Fifth, the several States have made such great and gratifying progress in their respective systems of internal improvement, and have been so aided by the distribution under the deposit act, that, in future, the erection of new roads and canals should be left to them, with such further aid only from the general government, as they would derive from the payment of the last installment under that act, from an absolute relinquishment of the right of Congress to call upon them to refund the previous installments, and from their equal and just quotas, to be received by a future distribution of the net proceeds from the sales of the public lands.

And, sixth, that the right to slave property, being guarantied by the Constitution, and recognized as one of the compromises incorporated in that instrument by our ancestors, should be left where the Constitution has placed it, undisturbed and unagitated by Congress.

These, fellow-citizens, are views both of the structure of the government and of its administration, which appear to me worthy of commanding the grave attention of the public and its new servants. Although, I repeat, I have neither authority nor purpose to commit any body else, I believe most, if not all, of them are entertained by the political friends with whom I have acted. Whether the salutary reforms which they include will be effected or considered, depends upon the issue of that great struggle which is now going on throughout all this country. This contest has had no parallel since the period of the Revolution. In both instances, there is a similarity of object. That was to achieve, this is to preserve the liberties of the country. Let us catch the spirit which animated, and imitate the virtues which adorned our noble ancestors. Their devotion, their constancy, their untiring activity, their perseverance, their indomitable resolution, their sacrifices, their valor! If they fought for liberty or death, in the memorable language of one of the most illustrious of them, let us never forget that the prize now at hazard, is liberty or slavery. We should be encouraged by the fact, that the contest, to the success of which they solemnly pledged their fortunes, their lives, and their sacred honors, was far more unequal than that in which we are engaged. But, on the other hand, let us cautiously guard against too much confidence. History and experience prove that more has been lost by self-confidence and contempt of enemies than won by skill and courage. Our opponents are powerful in numbers, and in organization, active, insidious, possessed of ample means, and wholly unscrupulous in the use of them. They count upon success by the use of two words, democracy and federalism; democracy, which, in violation of all truth, they appropriate to themselves, and federalism, which, in violation of all justice, they apply to us. And allow me to conjure you not to suffer yourselves to be diverted, deceived, or discouraged by the false rumors which will be industriously circulated, between the present time and the period of the election, by our opponents. They will put them forth in every variety, and without number, in the most imposing forms, certified and sworn to by conspicuous names. They will brag, they will boast, they will threaten. Regardless of all their arts, let us keep steadily and faithfully and fearlessly at work.

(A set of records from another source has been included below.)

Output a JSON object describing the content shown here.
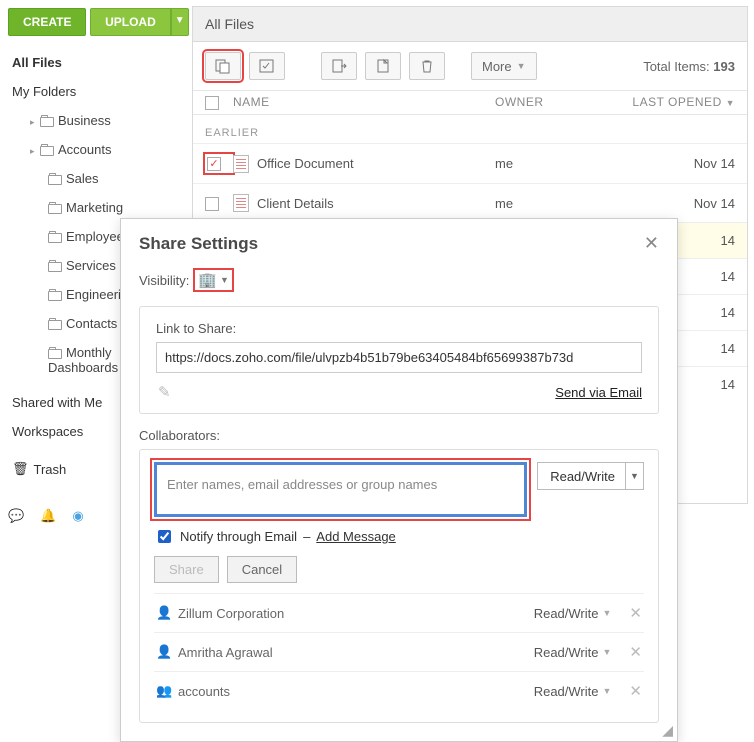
{
  "topbar": {
    "create": "CREATE",
    "upload": "UPLOAD"
  },
  "sidebar": {
    "all_files": "All Files",
    "my_folders": "My Folders",
    "folders": [
      {
        "label": "Business",
        "expand": true
      },
      {
        "label": "Accounts",
        "expand": true
      }
    ],
    "subfolders": [
      "Sales",
      "Marketing",
      "Employees",
      "Services",
      "Engineering",
      "Contacts",
      "Monthly Dashboards"
    ],
    "shared": "Shared with Me",
    "workspaces": "Workspaces",
    "trash": "Trash"
  },
  "panel": {
    "title": "All Files",
    "total_label": "Total Items:",
    "total": "193",
    "more": "More",
    "columns": {
      "name": "NAME",
      "owner": "OWNER",
      "date": "LAST OPENED"
    },
    "group": "EARLIER",
    "rows": [
      {
        "name": "Office Document",
        "owner": "me",
        "date": "Nov 14",
        "checked": true,
        "hl": false
      },
      {
        "name": "Client Details",
        "owner": "me",
        "date": "Nov 14",
        "checked": false,
        "hl": false
      },
      {
        "name": "",
        "owner": "",
        "date": "14",
        "hl": true
      },
      {
        "name": "",
        "owner": "",
        "date": "14"
      },
      {
        "name": "",
        "owner": "",
        "date": "14"
      },
      {
        "name": "",
        "owner": "",
        "date": "14"
      },
      {
        "name": "",
        "owner": "",
        "date": "14"
      }
    ]
  },
  "modal": {
    "title": "Share Settings",
    "visibility_label": "Visibility:",
    "link_label": "Link to Share:",
    "link_url": "https://docs.zoho.com/file/ulvpzb4b51b79be63405484bf65699387b73d",
    "send_via_email": "Send via Email",
    "collaborators_label": "Collaborators:",
    "input_placeholder": "Enter names, email addresses or group names",
    "permission": "Read/Write",
    "notify_label": "Notify through Email",
    "add_message": "Add Message",
    "share_btn": "Share",
    "cancel_btn": "Cancel",
    "people": [
      {
        "icon": "person",
        "name": "Zillum Corporation",
        "perm": "Read/Write"
      },
      {
        "icon": "person",
        "name": "Amritha Agrawal",
        "perm": "Read/Write"
      },
      {
        "icon": "group",
        "name": "accounts",
        "perm": "Read/Write"
      }
    ]
  }
}
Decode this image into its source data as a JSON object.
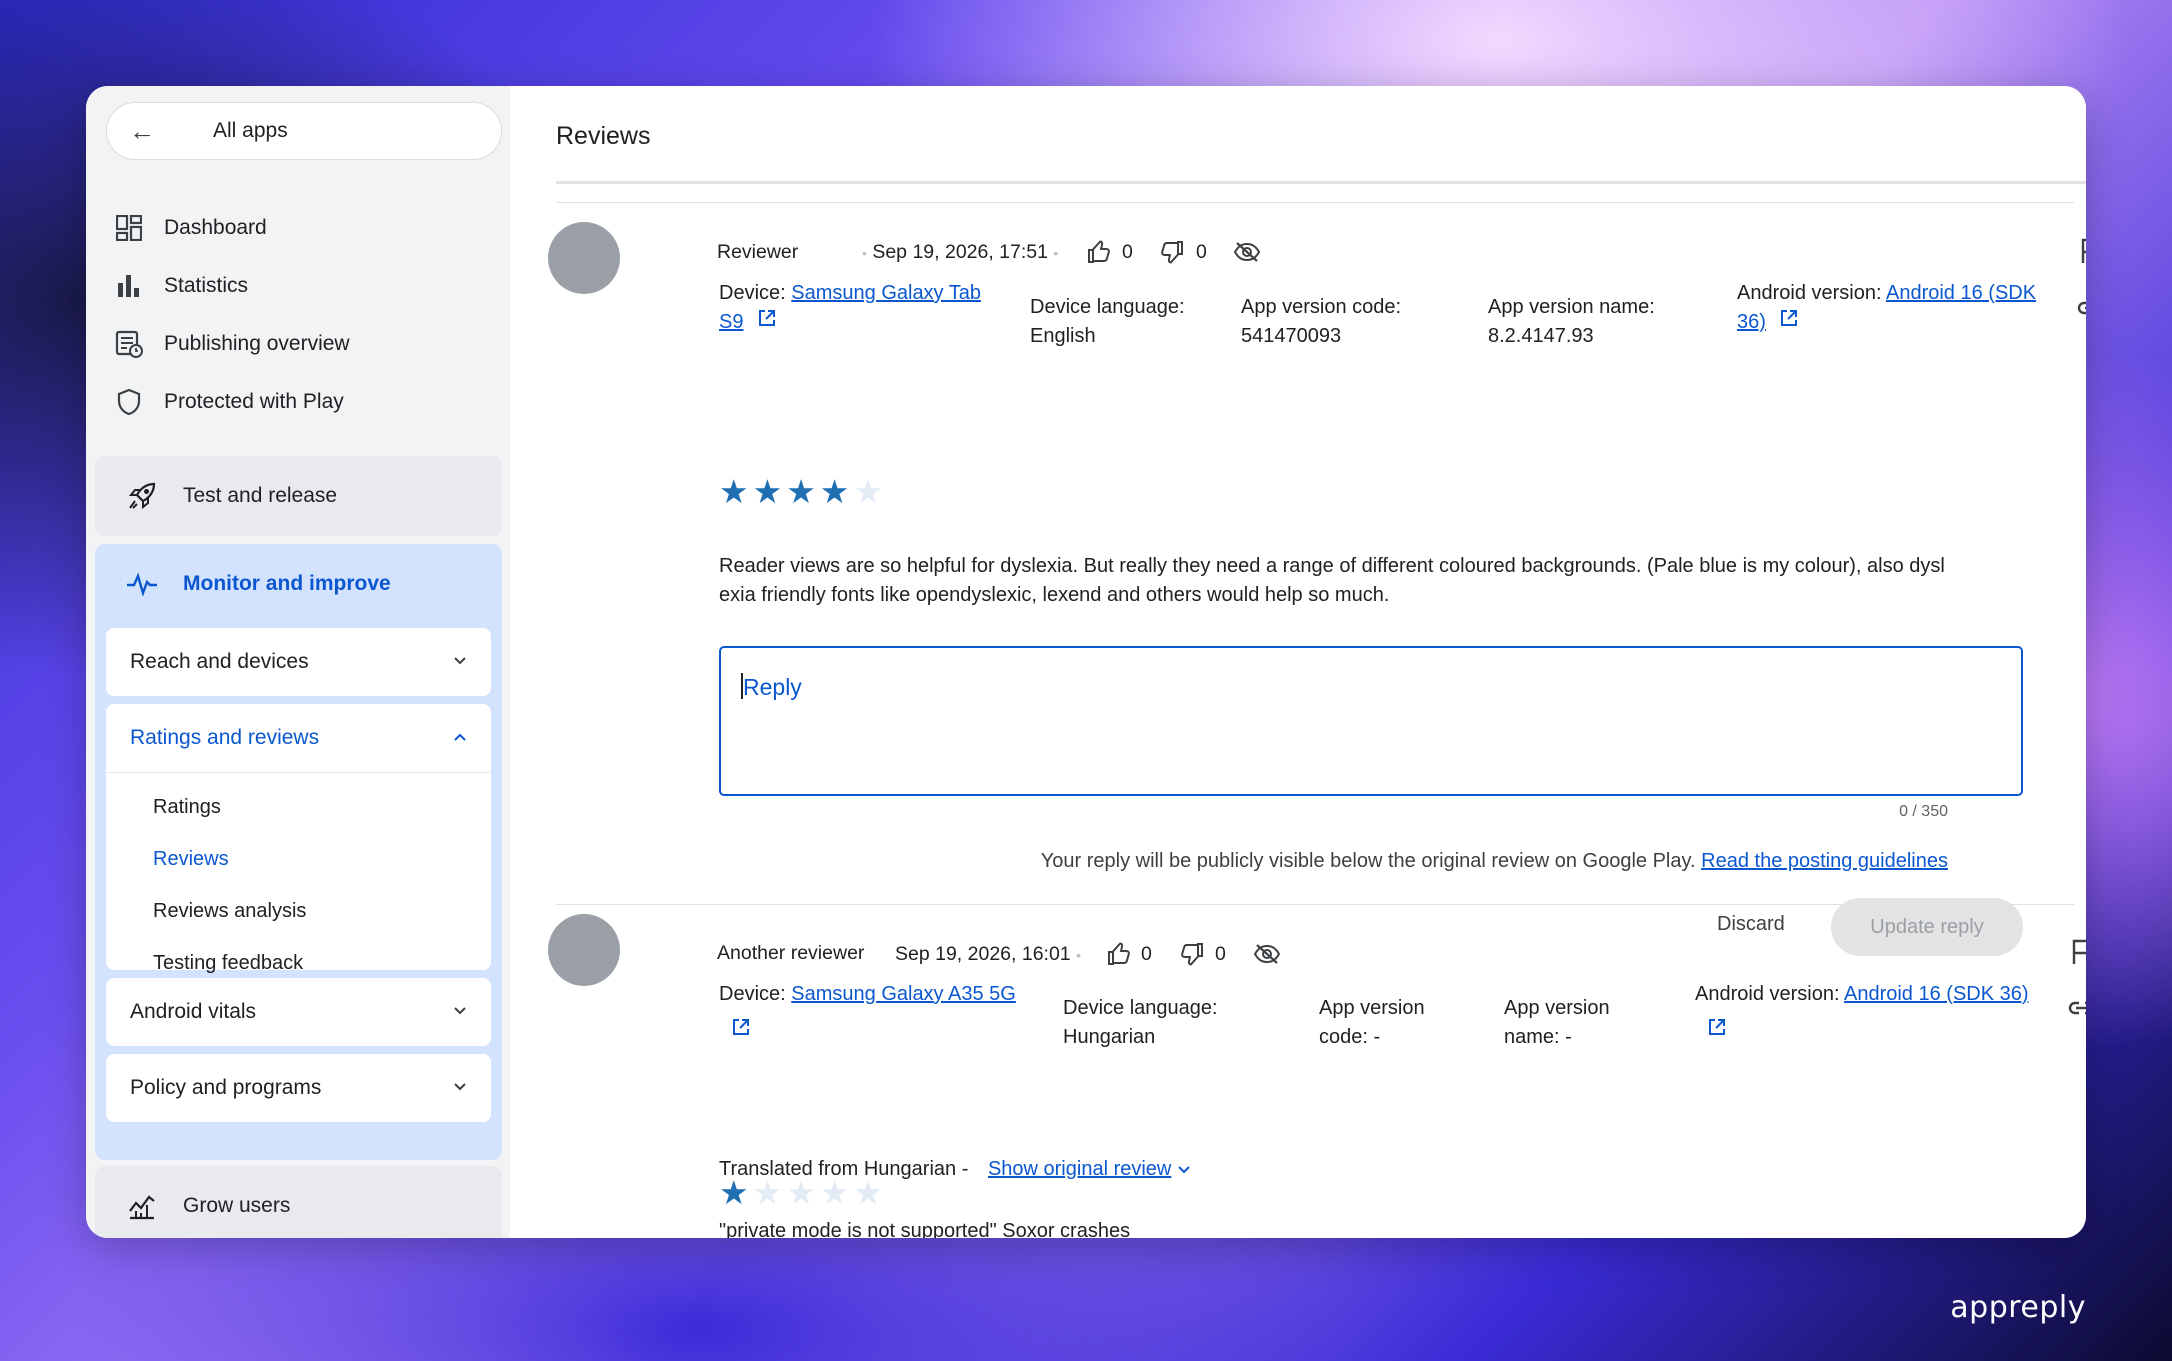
{
  "sidebar": {
    "all_apps": "All apps",
    "nav": {
      "dashboard": "Dashboard",
      "statistics": "Statistics",
      "publishing_overview": "Publishing overview",
      "protected_with_play": "Protected with Play"
    },
    "test_and_release": "Test and release",
    "monitor_and_improve": "Monitor and improve",
    "reach_and_devices": "Reach and devices",
    "ratings_and_reviews": "Ratings and reviews",
    "ratings_sub": {
      "ratings": "Ratings",
      "reviews": "Reviews",
      "reviews_analysis": "Reviews analysis",
      "testing_feedback": "Testing feedback"
    },
    "android_vitals": "Android vitals",
    "policy_and_programs": "Policy and programs",
    "grow_users": "Grow users"
  },
  "main": {
    "title": "Reviews",
    "reviews": [
      {
        "reviewer": "Reviewer",
        "datetime": "Sep 19, 2026, 17:51",
        "thumbs_up": "0",
        "thumbs_down": "0",
        "device_label": "Device:",
        "device_line1": "Samsung Galaxy Tab",
        "device_line2": "S9",
        "device_language_label": "Device language:",
        "device_language": "English",
        "app_version_code_label": "App version code:",
        "app_version_code": "541470093",
        "app_version_name_label": "App version name:",
        "app_version_name": "8.2.4147.93",
        "android_version_label": "Android version:",
        "android_version_line1": "Android 16 (SDK",
        "android_version_line2": "36)",
        "rating": 4,
        "text_line1": "Reader views are so helpful for dyslexia. But really they need a range of different coloured backgrounds. (Pale blue is my colour), also dysl",
        "text_line2": "exia friendly fonts like opendyslexic, lexend and others would help so much.",
        "reply_placeholder": "Reply",
        "reply_counter": "0 / 350",
        "reply_notice": "Your reply will be publicly visible below the original review on Google Play.",
        "reply_guidelines_link": "Read the posting guidelines",
        "discard_label": "Discard",
        "update_reply_label": "Update reply"
      },
      {
        "reviewer": "Another reviewer",
        "datetime": "Sep 19, 2026, 16:01",
        "thumbs_up": "0",
        "thumbs_down": "0",
        "device_label": "Device:",
        "device": "Samsung Galaxy A35 5G",
        "device_language_label": "Device language:",
        "device_language": "Hungarian",
        "app_version_code_label_1": "App version",
        "app_version_code_label_2": "code: -",
        "app_version_name_label_1": "App version",
        "app_version_name_label_2": "name: -",
        "android_version_label": "Android version:",
        "android_version": "Android 16 (SDK 36)",
        "rating": 1,
        "translated_from": "Translated from Hungarian -",
        "show_original": "Show original review",
        "text_partial": "\"private mode is not supported\" Soxor crashes"
      }
    ]
  },
  "brand": "appreply",
  "colors": {
    "accent": "#0b57d0",
    "star": "#1f6fb2",
    "active_section_bg": "#d3e3fd"
  }
}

But if the opposition perform its whole duty; if every member of it act as in the celebrated battle of Lord Nelson, as if the eyes of the whole nation were fixed on him, and as if on his sole exertions depended the issues of the day, I sincerely believe, that at least twenty of the States of the Union will unite in the glorious work of the salvation of the Constitution, and the redemption of the country.

Friends, and fellow-citizens, I have detained you too long. Accept my

cordial thanks, and my profound acknowledgments for the honors of this day, and for all your feelings of attachment and confidence toward me; and allow me, in conclusion, to propose a sentiment:

Hanover County-it was the first, in the commencement of the Revolution, to raise its arms, under the lead of Patrick Henry, in defense of American liberty; it will be the last to prove false or recreant to the holy cause.

AT A HARRISON CONVENTION.

NASHVILLE, TENNESSEE, AUGUST 17, 1840.

[THERE is much life, spirit, wit, and sarcasm in this speech, mixed up with a consciousness of a certain triumph for the Whigs in the then pending presidential campaign. The old hero of the Hermitage was within almost arm's length of the speaker, and came in for a slight but civil notice, mixed with pleasantry. Mr. Clay was in excellent spirits, and well he might be, with such a vast concourse of devoted friends before him. "Where is my old friend, Felix Grundy? Ah! at his old occupation, defending criminals." He was off in East Tennessee, stumping for Mr. Van Buren.]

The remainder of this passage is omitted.